Retour sur le forum 2019 des Attestants : « qui parle, quand nous lisons la Bible ? »

« La Bible a été écrite par plusieurs et inspirée par un seul. Quand nous la lisons, nous l’interprétons différemment. Comment retourner aux Écritures en repérant et levant ensemble des obstacles à l’accueil d’une Parole de Dieu ? »

« Qui parle, quand nous lisons la Bible ? » « Nous », quand nous la faisons parler et dire ce que nous voulons qu’elle (nous) dise ? Ou « elle », quand nous la laissons (nous) parler et faire autorité dans nos vies ? 

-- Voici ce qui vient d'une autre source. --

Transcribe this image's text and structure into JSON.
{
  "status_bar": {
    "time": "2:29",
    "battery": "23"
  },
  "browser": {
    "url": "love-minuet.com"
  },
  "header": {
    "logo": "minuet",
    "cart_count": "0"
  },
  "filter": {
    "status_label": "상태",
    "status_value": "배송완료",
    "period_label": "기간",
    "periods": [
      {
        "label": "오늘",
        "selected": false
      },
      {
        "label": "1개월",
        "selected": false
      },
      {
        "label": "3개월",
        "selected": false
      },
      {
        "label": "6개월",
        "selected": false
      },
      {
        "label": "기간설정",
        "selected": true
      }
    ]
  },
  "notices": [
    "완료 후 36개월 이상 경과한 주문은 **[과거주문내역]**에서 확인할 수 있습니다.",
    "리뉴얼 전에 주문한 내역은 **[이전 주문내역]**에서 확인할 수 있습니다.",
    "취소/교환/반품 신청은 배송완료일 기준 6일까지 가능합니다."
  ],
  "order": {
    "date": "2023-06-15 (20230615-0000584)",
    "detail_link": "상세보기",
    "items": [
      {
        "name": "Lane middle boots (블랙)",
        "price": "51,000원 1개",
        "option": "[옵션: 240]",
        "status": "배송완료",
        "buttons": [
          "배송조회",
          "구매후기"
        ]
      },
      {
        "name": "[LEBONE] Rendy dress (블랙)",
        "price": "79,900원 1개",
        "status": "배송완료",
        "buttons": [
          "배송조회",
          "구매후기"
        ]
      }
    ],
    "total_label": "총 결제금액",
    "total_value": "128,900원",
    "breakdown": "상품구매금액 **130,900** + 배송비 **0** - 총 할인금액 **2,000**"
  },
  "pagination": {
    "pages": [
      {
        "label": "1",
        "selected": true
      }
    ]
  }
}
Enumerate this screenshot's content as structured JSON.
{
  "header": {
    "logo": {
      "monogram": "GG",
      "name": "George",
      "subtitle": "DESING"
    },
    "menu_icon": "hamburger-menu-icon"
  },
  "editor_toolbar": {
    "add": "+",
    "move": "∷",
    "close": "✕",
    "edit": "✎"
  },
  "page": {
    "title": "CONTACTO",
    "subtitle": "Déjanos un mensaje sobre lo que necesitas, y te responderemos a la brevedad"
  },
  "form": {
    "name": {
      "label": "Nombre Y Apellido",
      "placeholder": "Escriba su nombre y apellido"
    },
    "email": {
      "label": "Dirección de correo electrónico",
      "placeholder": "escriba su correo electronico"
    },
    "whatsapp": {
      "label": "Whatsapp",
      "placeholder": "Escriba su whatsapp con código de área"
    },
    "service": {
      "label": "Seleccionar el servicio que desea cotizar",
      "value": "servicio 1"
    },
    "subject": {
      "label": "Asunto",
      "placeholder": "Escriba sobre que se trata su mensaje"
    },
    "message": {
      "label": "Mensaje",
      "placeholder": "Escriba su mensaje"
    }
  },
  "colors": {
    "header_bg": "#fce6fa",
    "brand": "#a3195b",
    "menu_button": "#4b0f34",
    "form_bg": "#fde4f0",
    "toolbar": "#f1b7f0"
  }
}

Tel était le thème du 4ème Forum des Attestants qui a eu lieu le samedi 2 février 2019 au Palais de la Femme (Armée du Salut) à Paris, et auquel j’ai eu la joie de participer en tant que « sympathisant ». 170 personnes représentant une cinquantaine de paroisses EPUDF (Eglise Protestante Unie de France), plus quelques attestants belges [« l’Unio Réformata » de l’EPUB], étaient réunis. Nous nous sommes entretenus ensemble dans la convivialité, la joie et la simplicité au sujet de la problématique suivante : 

La Bible a été écrite par plusieurs et inspirée par un seul. Quand nous la lisons, nous l’interprétons différemment. Comment retourner aux Écritures en repérant et levant ensemble des obstacles à l’accueil d’une Parole de Dieu ? 

Un thème qui ne saurait étonner, quand on sait que le Mouvement des Attestants « est né en 2015 du désir de renforcer au sein de l’Eglise protestante unie de France (EPUdF) les piliers de la Réforme (Sola Scriptura, bien entendu, avec Sola Gratia, Sola Fide,, Solus Christus, Semper Reformanda et Soli Deo Gloria). Certaines décisions prises en synode leur ont semblé affaiblir la dynamique de l’Eglise et négliger son enracinement dans la révélation biblique ».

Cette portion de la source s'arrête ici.